Abstract Tuberculosis (TB) is second only to COVID-19 as the most lethal cause of death from a single infectious agent. In 2020, an estimated 10 million people developed TB, nearly half a million of which were infected with drug- resistant tuberculosis (DR-TB). Early detection of infection and drug resistance is critical to controlling

DR-TB as this enables rapid engagement into effective care. Unfortunately, only 71% of newly diagnosed TB patients are ever tested for rifampicin resistance, and even fewer receive more comprehensive testing. Additionally, despite improved treatment success rates for DR-TB globally, these success rates do not reflect

upstream losses resulting from undiagnosed (missing cases) and untreated patients. Currently, bacterial culture and nucleic acid testing remain the primary methods for diagnosing infection, with smear microscopy being phased out. However, these methods present significant limitations for diagnosing drug resistance such as

lengthy time-to-result for phenotypic tests, as well as the need for a priori knowledge of resistance mutations and prohibitive cost for molecular tests. Clearly, there remains a critical need for a fast, accurate, and cost-effective DST, particularly for resource-limited settings. To address this, we propose to design and develop a rapid

phenotypic drug susceptibility test that can be easily adapted in TB endemic regions. The trehalose- based DST, termed Tre-DST, is based on novel trehalose probes, which require metabolic conversion to emit fluorescent signals, giving them their unique ability to specifically detect live Mycobacterium tuberculosis

(Mtb). Agnostic to mechanism(s) of drug resistance, Tre-DST can be used with all WHO-recommended DRTB drugs, as well as any future TB drugs as a companion diagnostic. In Aim 1, we will develop, characterize, and optimize a family of novel fluorescent trehalose probes (3HC-Tre and RMR-Tre) that are specifically

designed to improve performance over DMN-Tre and to distinguish live Mtb, making them ideal as biomarkers of drug susceptibility. We will also evaluate probe specificity to TB and probe performance across a variety of bacteria typically present in oral mucosa.
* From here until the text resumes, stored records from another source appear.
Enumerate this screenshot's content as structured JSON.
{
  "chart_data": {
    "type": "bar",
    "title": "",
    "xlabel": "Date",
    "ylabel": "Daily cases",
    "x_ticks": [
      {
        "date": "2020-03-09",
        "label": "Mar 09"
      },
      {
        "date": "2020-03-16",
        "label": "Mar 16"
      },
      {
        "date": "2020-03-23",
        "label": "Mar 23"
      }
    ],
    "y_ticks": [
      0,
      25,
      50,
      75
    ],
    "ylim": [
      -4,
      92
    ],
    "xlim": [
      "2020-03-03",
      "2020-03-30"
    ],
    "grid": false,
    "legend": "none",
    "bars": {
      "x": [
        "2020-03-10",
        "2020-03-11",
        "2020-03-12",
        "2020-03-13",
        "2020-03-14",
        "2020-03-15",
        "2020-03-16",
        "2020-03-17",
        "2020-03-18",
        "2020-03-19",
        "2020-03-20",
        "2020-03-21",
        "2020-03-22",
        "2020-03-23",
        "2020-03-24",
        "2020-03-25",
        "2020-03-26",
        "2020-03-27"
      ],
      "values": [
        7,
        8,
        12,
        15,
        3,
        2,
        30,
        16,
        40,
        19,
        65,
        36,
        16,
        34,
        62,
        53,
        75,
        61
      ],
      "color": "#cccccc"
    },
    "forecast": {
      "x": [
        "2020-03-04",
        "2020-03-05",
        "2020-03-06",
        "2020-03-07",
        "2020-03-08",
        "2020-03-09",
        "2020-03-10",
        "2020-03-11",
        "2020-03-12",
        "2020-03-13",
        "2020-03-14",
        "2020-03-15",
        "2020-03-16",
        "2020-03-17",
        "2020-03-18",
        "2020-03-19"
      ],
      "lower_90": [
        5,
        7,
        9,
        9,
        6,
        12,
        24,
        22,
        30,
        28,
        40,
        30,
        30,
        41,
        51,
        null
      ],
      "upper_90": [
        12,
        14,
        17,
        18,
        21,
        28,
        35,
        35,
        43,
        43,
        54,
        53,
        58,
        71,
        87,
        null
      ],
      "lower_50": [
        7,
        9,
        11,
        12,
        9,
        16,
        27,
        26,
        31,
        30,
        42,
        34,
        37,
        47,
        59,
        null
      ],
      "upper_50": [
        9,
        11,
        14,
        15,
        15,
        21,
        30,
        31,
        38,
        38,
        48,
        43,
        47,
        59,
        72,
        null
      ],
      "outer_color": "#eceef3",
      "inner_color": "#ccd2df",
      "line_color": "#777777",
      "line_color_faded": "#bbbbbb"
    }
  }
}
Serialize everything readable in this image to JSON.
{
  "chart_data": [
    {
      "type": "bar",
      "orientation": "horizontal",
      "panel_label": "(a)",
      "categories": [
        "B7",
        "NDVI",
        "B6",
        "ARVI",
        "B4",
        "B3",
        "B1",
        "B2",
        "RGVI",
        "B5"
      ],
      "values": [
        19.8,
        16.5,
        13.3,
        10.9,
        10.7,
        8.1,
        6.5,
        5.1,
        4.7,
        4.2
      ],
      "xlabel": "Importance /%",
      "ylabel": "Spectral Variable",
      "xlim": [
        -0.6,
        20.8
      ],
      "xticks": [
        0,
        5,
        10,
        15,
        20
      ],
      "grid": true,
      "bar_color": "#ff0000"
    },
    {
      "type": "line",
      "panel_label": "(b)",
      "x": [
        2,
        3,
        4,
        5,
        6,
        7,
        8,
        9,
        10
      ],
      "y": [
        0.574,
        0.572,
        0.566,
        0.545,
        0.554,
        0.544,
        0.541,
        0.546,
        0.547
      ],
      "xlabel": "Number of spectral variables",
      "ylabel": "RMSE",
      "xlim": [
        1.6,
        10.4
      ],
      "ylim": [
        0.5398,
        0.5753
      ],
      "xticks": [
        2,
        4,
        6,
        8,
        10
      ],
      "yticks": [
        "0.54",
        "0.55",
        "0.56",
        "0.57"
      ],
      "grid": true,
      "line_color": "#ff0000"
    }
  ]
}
In Aim 2, we will develop and optimize Tre-DST as a multi-drug DST

for first- and second-line TB drugs. We will evaluate Tre-DST’s performance in accurately determining drug resistance using drug susceptible and drug resistant Mtb strains, treated singly and in combination with the anti- TB drugs that fulfill the WHO Target Product Profile (TPP) for next generation DST. We will also evaluate several

point-of-care (POC)-friendly detection methods to optimize efficiency and cost-effectiveness. Lastly, in Aim 3, we will perform preliminary evaluation using banked clinical isolates in Johannesburg, South Africa to assess the performance of Tre-DST in the field. We will evaluate pre-validated readout methods in this clinical study,

benchmarking the performance of Tre-DST against bacterial culture.